Vera tapped her slipper on the floor, frowning, and her eyes fixed on the moulding in the corner of the room. ‘Perhaps if Mr Perov is made to understand it was a rare lapse from your usual health . . . The richness of the Christmas diet without taking proper precautions. Men like women with delicate tastes as long as they don’t cause too much trouble. Makes them chivalrous.’ She sniffed hard. ‘You must stay in bed today so I suppose we shall have to do the whole round of New Year’s Day calls by ourselves. And no doubt every maid will want her tip. You are very thoughtless.’

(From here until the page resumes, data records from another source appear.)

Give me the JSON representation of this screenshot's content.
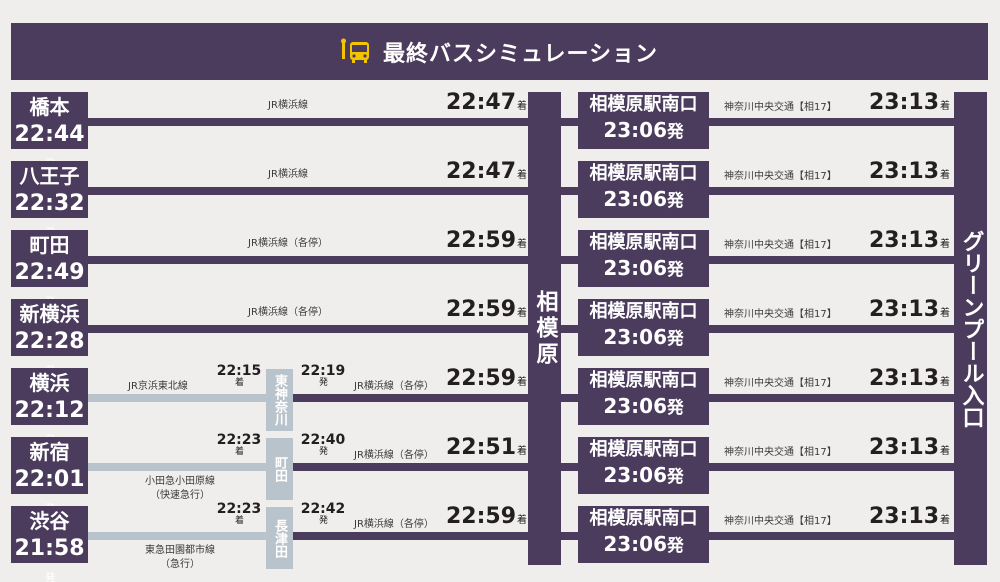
{
  "header": {
    "title": "最終バスシミュレーション",
    "icon": "bus-stop-icon"
  },
  "colors": {
    "primary": "#4b3b5c",
    "transfer": "#b9c3cc",
    "background": "#efeeec"
  },
  "arrive_suffix": "着",
  "depart_suffix": "発",
  "hub": {
    "name": "相模原"
  },
  "final": {
    "name": "グリーンプール入口"
  },
  "routes": [
    {
      "origin": "橋本",
      "dep": "22:44",
      "line": "JR横浜線",
      "arr": "22:47"
    },
    {
      "origin": "八王子",
      "dep": "22:32",
      "line": "JR横浜線",
      "arr": "22:47"
    },
    {
      "origin": "町田",
      "dep": "22:49",
      "line": "JR横浜線（各停）",
      "arr": "22:59"
    },
    {
      "origin": "新横浜",
      "dep": "22:28",
      "line": "JR横浜線（各停）",
      "arr": "22:59"
    },
    {
      "origin": "横浜",
      "dep": "22:12",
      "line1": "JR京浜東北線",
      "transfer": "東神奈川",
      "t_arr": "22:15",
      "t_dep": "22:19",
      "line2": "JR横浜線（各停）",
      "arr": "22:59"
    },
    {
      "origin": "新宿",
      "dep": "22:01",
      "line1": "小田急小田原線",
      "line1b": "（快速急行）",
      "transfer": "町田",
      "t_arr": "22:23",
      "t_dep": "22:40",
      "line2": "JR横浜線（各停）",
      "arr": "22:51"
    },
    {
      "origin": "渋谷",
      "dep": "21:58",
      "line1": "東急田園都市線",
      "line1b": "（急行）",
      "transfer": "長津田",
      "t_arr": "22:23",
      "t_dep": "22:42",
      "line2": "JR横浜線（各停）",
      "arr": "22:59"
    }
  ],
  "bus": {
    "stop": "相模原駅南口",
    "dep": "23:06",
    "line": "神奈川中央交通【相17】",
    "arr": "23:13"
  }
}
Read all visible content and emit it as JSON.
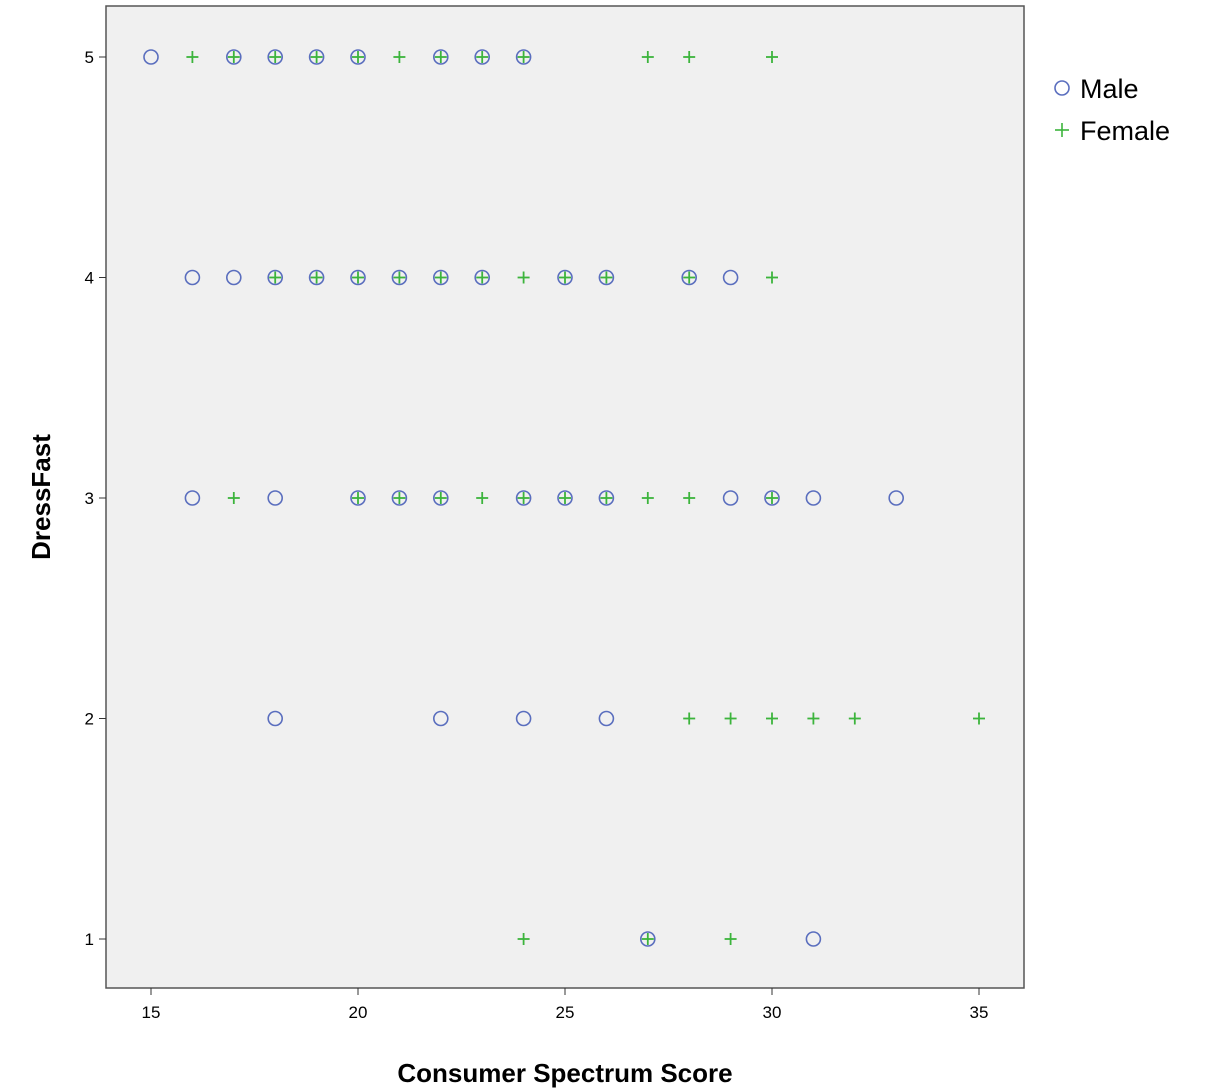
{
  "chart_data": {
    "type": "scatter",
    "title": "",
    "xlabel": "Consumer Spectrum Score",
    "ylabel": "DressFast",
    "xlim": [
      14,
      36
    ],
    "ylim": [
      0.8,
      5.25
    ],
    "xticks": [
      15,
      20,
      25,
      30,
      35
    ],
    "yticks": [
      1,
      2,
      3,
      4,
      5
    ],
    "grid": false,
    "legend": "right",
    "plot_background": "#f0f0f0",
    "series": [
      {
        "name": "Male",
        "marker": "circle",
        "color": "#5a6ebe",
        "points": [
          [
            15,
            5
          ],
          [
            17,
            5
          ],
          [
            18,
            5
          ],
          [
            19,
            5
          ],
          [
            20,
            5
          ],
          [
            22,
            5
          ],
          [
            23,
            5
          ],
          [
            24,
            5
          ],
          [
            16,
            4
          ],
          [
            17,
            4
          ],
          [
            18,
            4
          ],
          [
            19,
            4
          ],
          [
            20,
            4
          ],
          [
            21,
            4
          ],
          [
            22,
            4
          ],
          [
            23,
            4
          ],
          [
            25,
            4
          ],
          [
            26,
            4
          ],
          [
            28,
            4
          ],
          [
            29,
            4
          ],
          [
            16,
            3
          ],
          [
            18,
            3
          ],
          [
            20,
            3
          ],
          [
            21,
            3
          ],
          [
            22,
            3
          ],
          [
            24,
            3
          ],
          [
            25,
            3
          ],
          [
            26,
            3
          ],
          [
            29,
            3
          ],
          [
            30,
            3
          ],
          [
            31,
            3
          ],
          [
            33,
            3
          ],
          [
            18,
            2
          ],
          [
            22,
            2
          ],
          [
            24,
            2
          ],
          [
            26,
            2
          ],
          [
            27,
            1
          ],
          [
            31,
            1
          ]
        ]
      },
      {
        "name": "Female",
        "marker": "plus",
        "color": "#3cb43c",
        "points": [
          [
            16,
            5
          ],
          [
            17,
            5
          ],
          [
            18,
            5
          ],
          [
            19,
            5
          ],
          [
            20,
            5
          ],
          [
            21,
            5
          ],
          [
            22,
            5
          ],
          [
            23,
            5
          ],
          [
            24,
            5
          ],
          [
            27,
            5
          ],
          [
            28,
            5
          ],
          [
            30,
            5
          ],
          [
            18,
            4
          ],
          [
            19,
            4
          ],
          [
            20,
            4
          ],
          [
            21,
            4
          ],
          [
            22,
            4
          ],
          [
            23,
            4
          ],
          [
            24,
            4
          ],
          [
            25,
            4
          ],
          [
            26,
            4
          ],
          [
            28,
            4
          ],
          [
            30,
            4
          ],
          [
            17,
            3
          ],
          [
            20,
            3
          ],
          [
            21,
            3
          ],
          [
            22,
            3
          ],
          [
            23,
            3
          ],
          [
            24,
            3
          ],
          [
            25,
            3
          ],
          [
            26,
            3
          ],
          [
            27,
            3
          ],
          [
            28,
            3
          ],
          [
            30,
            3
          ],
          [
            28,
            2
          ],
          [
            29,
            2
          ],
          [
            30,
            2
          ],
          [
            31,
            2
          ],
          [
            32,
            2
          ],
          [
            35,
            2
          ],
          [
            24,
            1
          ],
          [
            27,
            1
          ],
          [
            29,
            1
          ]
        ]
      }
    ]
  }
}
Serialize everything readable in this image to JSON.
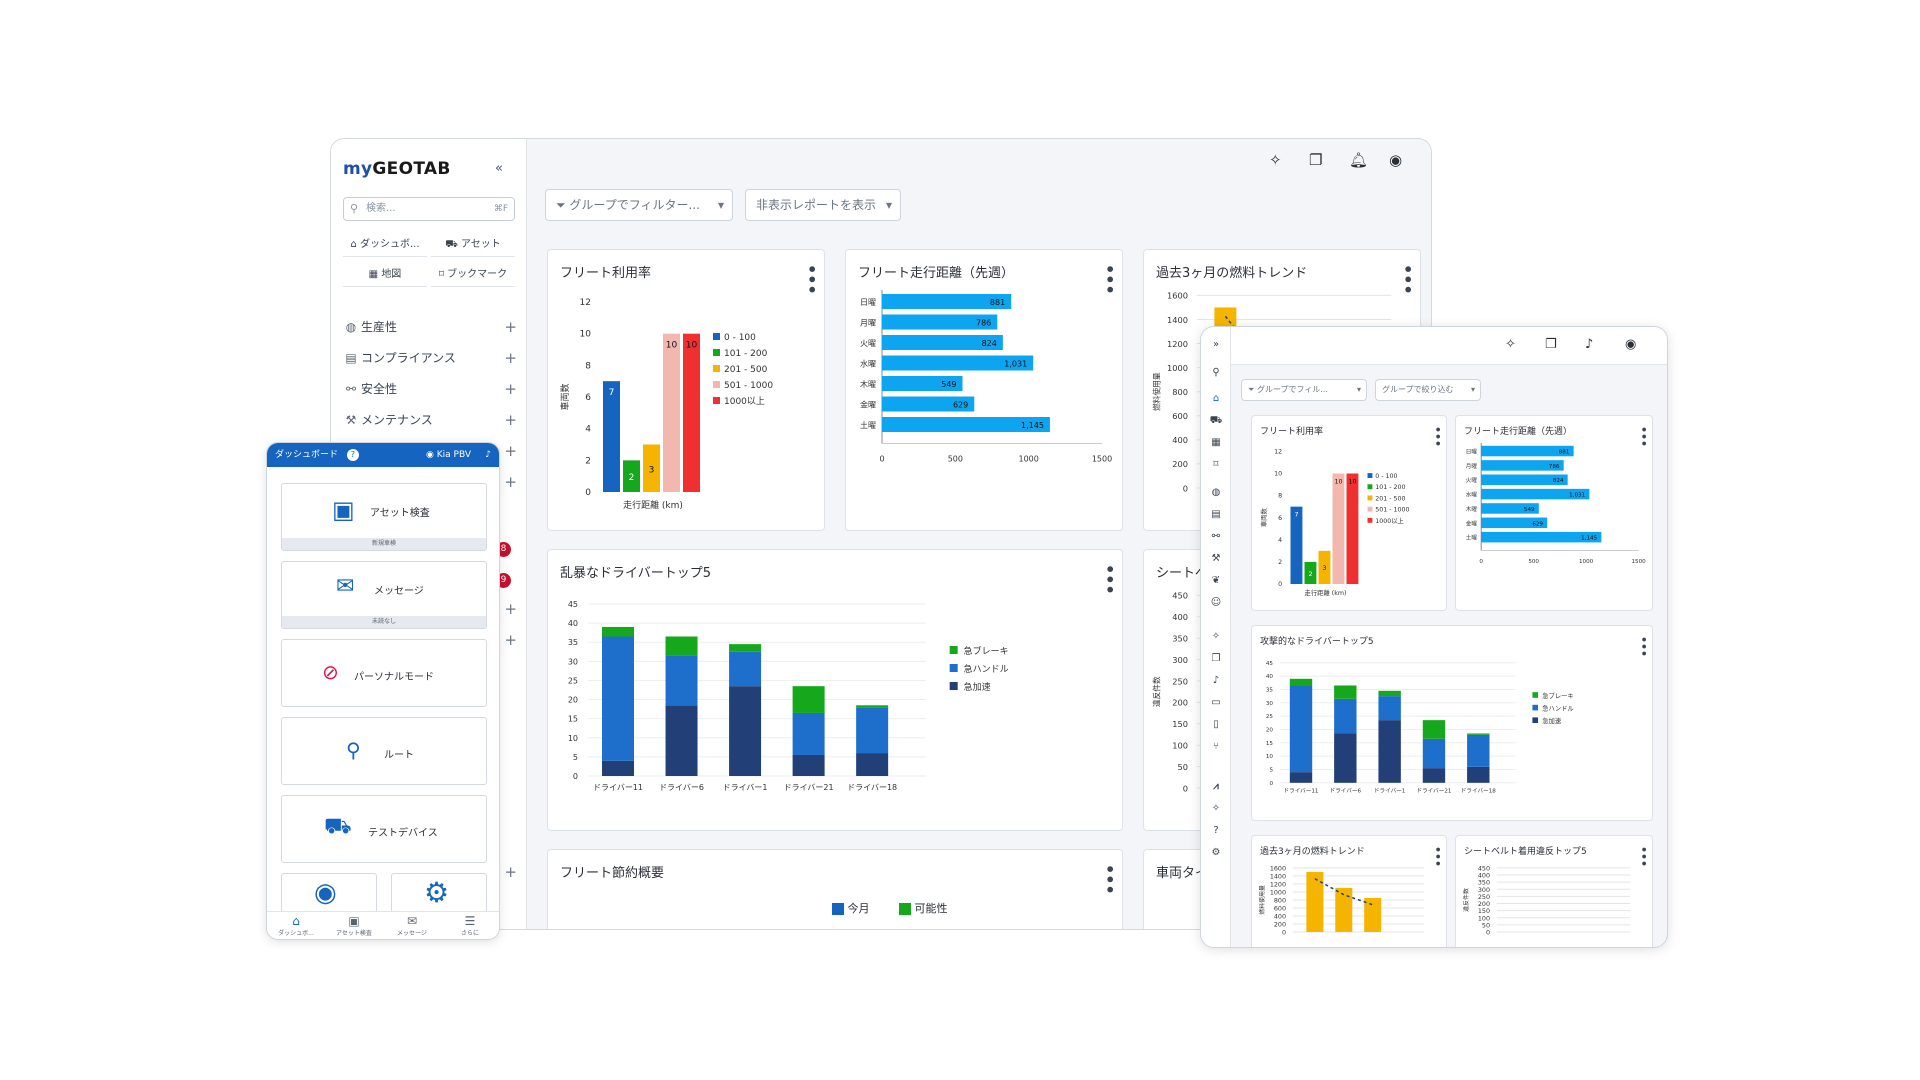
{
  "desktop": {
    "logo_my": "my",
    "logo_geotab": "GEOTAB",
    "collapse": "«",
    "search": {
      "placeholder": "検索...",
      "shortcut": "⌘F"
    },
    "quick": [
      "ダッシュボ...",
      "アセット",
      "地図",
      "ブックマーク"
    ],
    "nav": [
      "生産性",
      "コンプライアンス",
      "安全性",
      "メンテナンス"
    ],
    "badges": [
      "8",
      "9"
    ],
    "filter_group": "グループでフィルター...",
    "filter_hidden": "非表示レポートを表示",
    "cards": {
      "util": "フリート利用率",
      "dist": "フリート走行距離（先週）",
      "fuel": "過去3ヶ月の燃料トレンド",
      "aggr": "乱暴なドライバートップ5",
      "seat": "シートベル",
      "save": "フリート節約概要",
      "tire": "車両タイ"
    },
    "save_legend": [
      "今月",
      "可能性"
    ]
  },
  "mobile": {
    "title": "ダッシュボード",
    "help": "?",
    "user": "Kia PBV",
    "tiles": [
      {
        "label": "アセット検査",
        "sub": "新規車検"
      },
      {
        "label": "メッセージ",
        "sub": "未読なし"
      },
      {
        "label": "パーソナルモード",
        "sub": ""
      },
      {
        "label": "ルート",
        "sub": ""
      },
      {
        "label": "テストデバイス",
        "sub": ""
      }
    ],
    "nav": [
      "ダッシュボ...",
      "アセット検査",
      "メッセージ",
      "さらに"
    ]
  },
  "tablet": {
    "filter_group": "グループでフィル...",
    "filter_narrow": "グループで絞り込む",
    "cards": {
      "util": "フリート利用率",
      "dist": "フリート走行距離（先週）",
      "aggr": "攻撃的なドライバートップ5",
      "fuel": "過去3ヶ月の燃料トレンド",
      "seat": "シートベルト着用違反トップ5"
    }
  },
  "colors": {
    "blue": "#1565c0",
    "cyan": "#0ea5f0",
    "green": "#16a81c",
    "orange": "#f5b400",
    "pink": "#f2b8b0",
    "red": "#f03030",
    "navy": "#233f78",
    "mid": "#1e6fcc"
  },
  "chart_data": [
    {
      "type": "bar",
      "id": "util",
      "categories": [
        "0 - 100",
        "101 - 200",
        "201 - 500",
        "501 - 1000",
        "1000以上"
      ],
      "values": [
        7,
        2,
        3,
        10,
        10
      ],
      "xlabel": "走行距離 (km)",
      "ylabel": "車両数",
      "ylim": [
        0,
        12
      ],
      "yticks": [
        0,
        2,
        4,
        6,
        8,
        10,
        12
      ],
      "legend": [
        "0 - 100",
        "101 - 200",
        "201 - 500",
        "501 - 1000",
        "1000以上"
      ]
    },
    {
      "type": "bar",
      "id": "dist",
      "orientation": "horizontal",
      "categories": [
        "日曜",
        "月曜",
        "火曜",
        "水曜",
        "木曜",
        "金曜",
        "土曜"
      ],
      "values": [
        881,
        786,
        824,
        1031,
        549,
        629,
        1145
      ],
      "labels": [
        "881",
        "786",
        "824",
        "1,031",
        "549",
        "629",
        "1,145"
      ],
      "xlim": [
        0,
        1500
      ],
      "xticks": [
        "0",
        "500",
        "1000",
        "1500"
      ]
    },
    {
      "type": "bar",
      "id": "aggr",
      "stacked": true,
      "categories": [
        "ドライバー11",
        "ドライバー6",
        "ドライバー1",
        "ドライバー21",
        "ドライバー18"
      ],
      "series": [
        {
          "name": "急加速",
          "values": [
            4,
            18.5,
            23.5,
            5.5,
            6
          ]
        },
        {
          "name": "急ハンドル",
          "values": [
            32.5,
            13,
            9,
            11,
            12
          ]
        },
        {
          "name": "急ブレーキ",
          "values": [
            2.5,
            5,
            2,
            7,
            0.5
          ]
        }
      ],
      "ylim": [
        0,
        45
      ],
      "yticks": [
        0,
        5,
        10,
        15,
        20,
        25,
        30,
        35,
        40,
        45
      ]
    },
    {
      "type": "bar",
      "id": "fuel",
      "ylabel": "燃料使用量",
      "yticks": [
        0,
        200,
        400,
        600,
        800,
        1000,
        1200,
        1400,
        1600
      ],
      "values": [
        1500,
        1100,
        850
      ]
    },
    {
      "type": "bar",
      "id": "seat",
      "ylabel": "違反件数",
      "yticks": [
        0,
        50,
        100,
        150,
        200,
        250,
        300,
        350,
        400,
        450
      ]
    }
  ]
}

‘I am sorry to have been so foolish,’ Tanya whispered. ‘And to have ruined your enjoyment of the ball last night.’
‘Oh, it is not for myself, dear, that I complain.’ Vera swept her arm wide with the palm upright. She might have been performing Racine. ‘Balls and champagne mean nothing to me. But your poor Aunt Lila was not brought up with the same luxury as I was. Your selfishness cost her a unique pleasure.’ Tanya said nothing but kept her eyes lowered submissively, while Vera Sergeyevna sniffed again. ‘I suppose we must go. It will show we are not seriously concerned for your health and we can convey to Perov your apologies for not wishing him a good night and a Happy New Year. If only you had not been talking so much to that American.’ Tanya felt her heart clench angrily. ‘Allardyce. He has sent you roses this morning. Foolish extravagance! No doubt the servants will talk.’